The Associated Press describes the men, who lived in Newburgh, N.Y., “as down-and-out ex-convicts living on the margins in a faded industrial city” while the New York Times notes their “checkered life stories.”

“The arrests follow a long line of homegrown, headline-making terror plots since Sept. 11 that never came close to reality because the FBI inserted itself in early stages,” AP reports. The Times describes surveillance of the men.

“Remarkably, vast passages of the conspiracy the federal authorities described—the talk of killing Jews, the testing of the men’s would-be weaponry—played out on a veritable soundstage of hidden cameras and secret microphones, and involved material provided by the Federal Bureau of Investigation,” the Times says. “A house in Newburgh, a storage facility in Stamford, the planting of the would-be bombs in the Bronx neighborhood of Riverdale—everything was recorded, according to the complaint.”

One man, Laguerre Payen, spent time in prison for a one-day crime spree in which he fired a BB gun out of an SUV window, hitting two people in the head, and stole purses from two women, the Associated Press reports. He took medication for schizophrenia or bipolar disorder, the Times says, and lived in an apartment that contained bottles of urine and raw chicken on the stovetop, a friend who visited on Thursday told the Times. His lawyer said Payen had ”a very low borderline” IQ, according to AP.

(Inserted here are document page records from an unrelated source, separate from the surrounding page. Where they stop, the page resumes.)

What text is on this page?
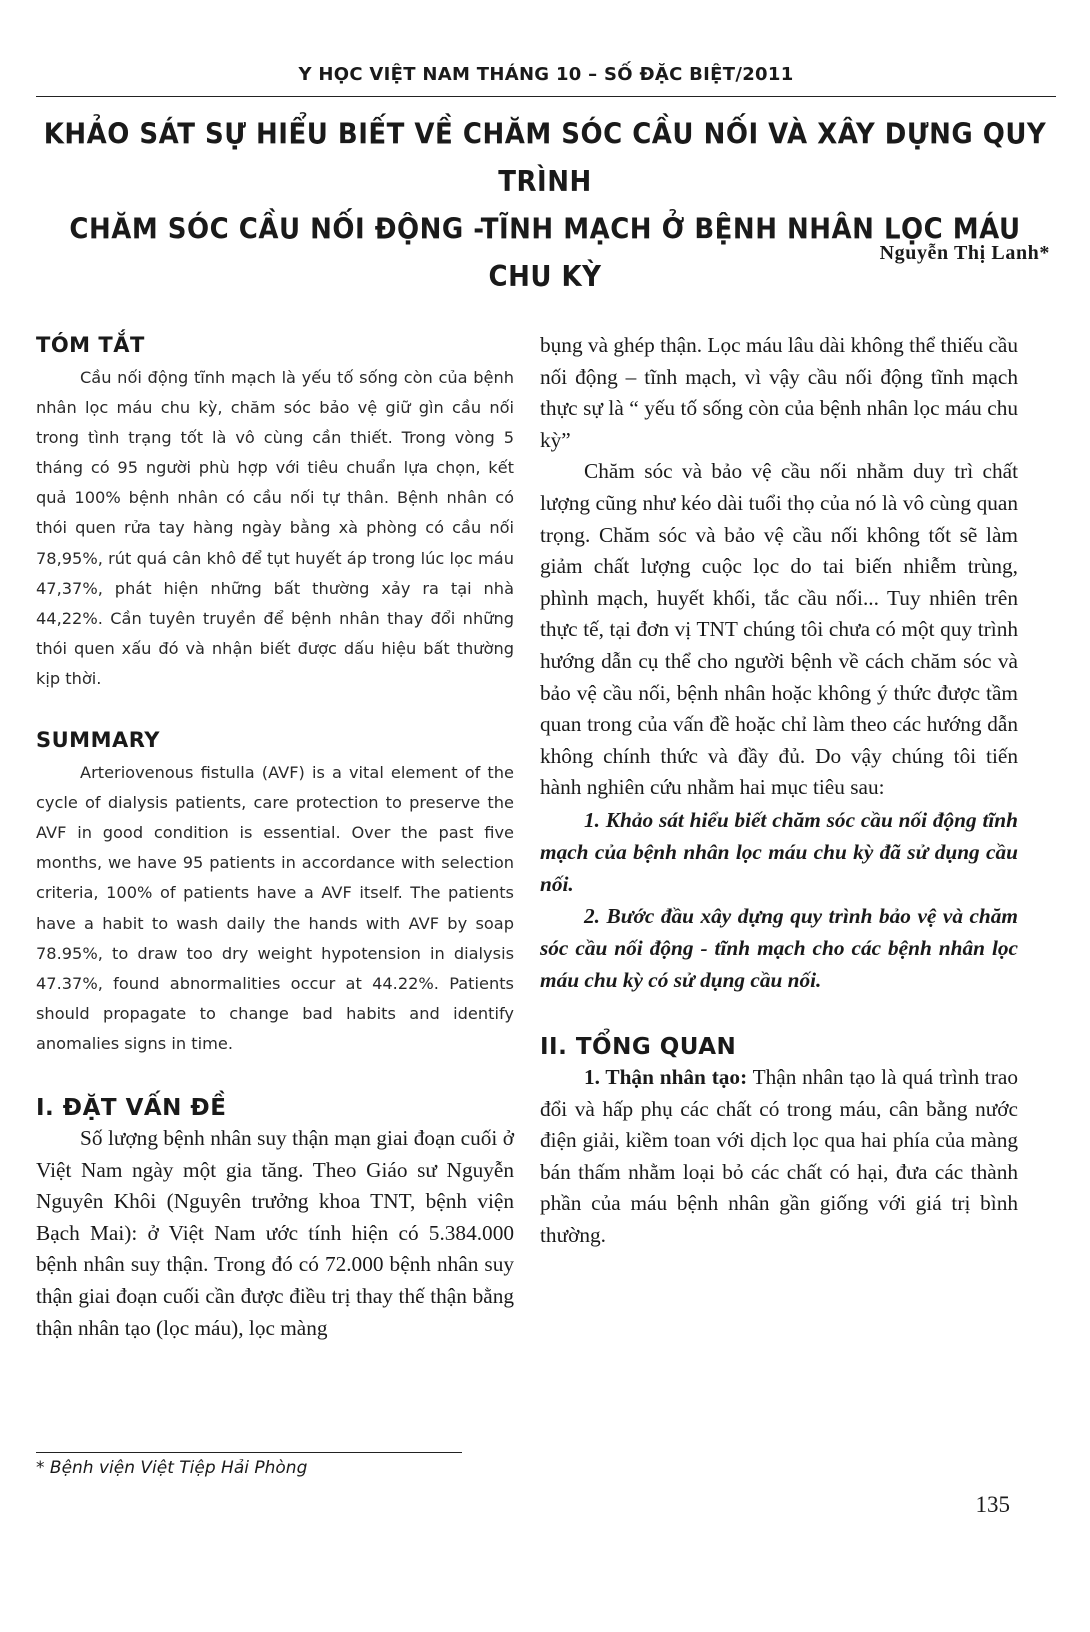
Y HỌC VIỆT NAM THÁNG 10 – SỐ ĐẶC BIỆT/2011
KHẢO SÁT SỰ HIỂU BIẾT VỀ CHĂM SÓC CẦU NỐI VÀ XÂY DỰNG QUY TRÌNH
CHĂM SÓC CẦU NỐI ĐỘNG -TĨNH MẠCH Ở BỆNH NHÂN LỌC MÁU CHU KỲ
Nguyễn Thị Lanh*
TÓM TẮT

Cầu nối động tĩnh mạch là yếu tố sống còn của bệnh nhân lọc máu chu kỳ, chăm sóc bảo vệ giữ gìn cầu nối trong tình trạng tốt là vô cùng cần thiết. Trong vòng 5 tháng có 95 người phù hợp với tiêu chuẩn lựa chọn, kết quả 100% bệnh nhân có cầu nối tự thân. Bệnh nhân có thói quen rửa tay hàng ngày bằng xà phòng có cầu nối 78,95%, rút quá cân khô để tụt huyết áp trong lúc lọc máu 47,37%, phát hiện những bất thường xảy ra tại nhà 44,22%. Cần tuyên truyền để bệnh nhân thay đổi những thói quen xấu đó và nhận biết được dấu hiệu bất thường kịp thời.

SUMMARY

Arteriovenous fistulla (AVF) is a vital element of the cycle of dialysis patients, care protection to preserve the AVF in good condition is essential. Over the past five months, we have 95 patients in accordance with selection criteria, 100% of patients have a AVF itself. The patients have a habit to wash daily the hands with AVF by soap 78.95%, to draw too dry weight hypotension in dialysis 47.37%, found abnormalities occur at 44.22%. Patients should propagate to change bad habits and identify anomalies signs in time.

I. ĐẶT VẤN ĐỀ

Số lượng bệnh nhân suy thận mạn giai đoạn cuối ở Việt Nam ngày một gia tăng. Theo Giáo sư Nguyễn Nguyên Khôi (Nguyên trưởng khoa TNT, bệnh viện Bạch Mai): ở Việt Nam ước tính hiện có 5.384.000 bệnh nhân suy thận. Trong đó có 72.000 bệnh nhân suy thận giai đoạn cuối cần được điều trị thay thế thận bằng thận nhân tạo (lọc máu), lọc màng

bụng và ghép thận. Lọc máu lâu dài không thể thiếu cầu nối động – tĩnh mạch, vì vậy cầu nối động tĩnh mạch thực sự là “ yếu tố sống còn của bệnh nhân lọc máu chu kỳ”

Chăm sóc và bảo vệ cầu nối nhằm duy trì chất lượng cũng như kéo dài tuổi thọ của nó là vô cùng quan trọng. Chăm sóc và bảo vệ cầu nối không tốt sẽ làm giảm chất lượng cuộc lọc do tai biến nhiễm trùng, phình mạch, huyết khối, tắc cầu nối... Tuy nhiên trên thực tế, tại đơn vị TNT chúng tôi chưa có một quy trình hướng dẫn cụ thể cho người bệnh về cách chăm sóc và bảo vệ cầu nối, bệnh nhân hoặc không ý thức được tầm quan trong của vấn đề hoặc chỉ làm theo các hướng dẫn không chính thức và đầy đủ. Do vậy chúng tôi tiến hành nghiên cứu nhằm hai mục tiêu sau:

1. Khảo sát hiểu biết chăm sóc cầu nối động tĩnh mạch của bệnh nhân lọc máu chu kỳ đã sử dụng cầu nối.

2. Bước đầu xây dựng quy trình bảo vệ và chăm sóc cầu nối động - tĩnh mạch cho các bệnh nhân lọc máu chu kỳ có sử dụng cầu nối.

II. TỔNG QUAN

1. Thận nhân tạo: Thận nhân tạo là quá trình trao đổi và hấp phụ các chất có trong máu, cân bằng nước điện giải, kiềm toan với dịch lọc qua hai phía của màng bán thấm nhằm loại bỏ các chất có hại, đưa các thành phần của máu bệnh nhân gần giống với giá trị bình thường.

* Bệnh viện Việt Tiệp Hải Phòng
135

David Williams worked at a steakhouse, where he began reading the Koran on slow nights, and had served time in prison on drug and weapons charges, the Times says. Prosecutors described him as particularly violent.

A third suspect, Onta Williams, was addicted to cocaine, his lawyer said. A fourth, James Cromitie, served 12 years in prison, including a stint for selling drugs to an undercover agent behind a school, the Times reports.

The government said the men were all Muslims, but the imam at the mosque where the men hooked up with a confidential informant told the Times that none of the men were very active there.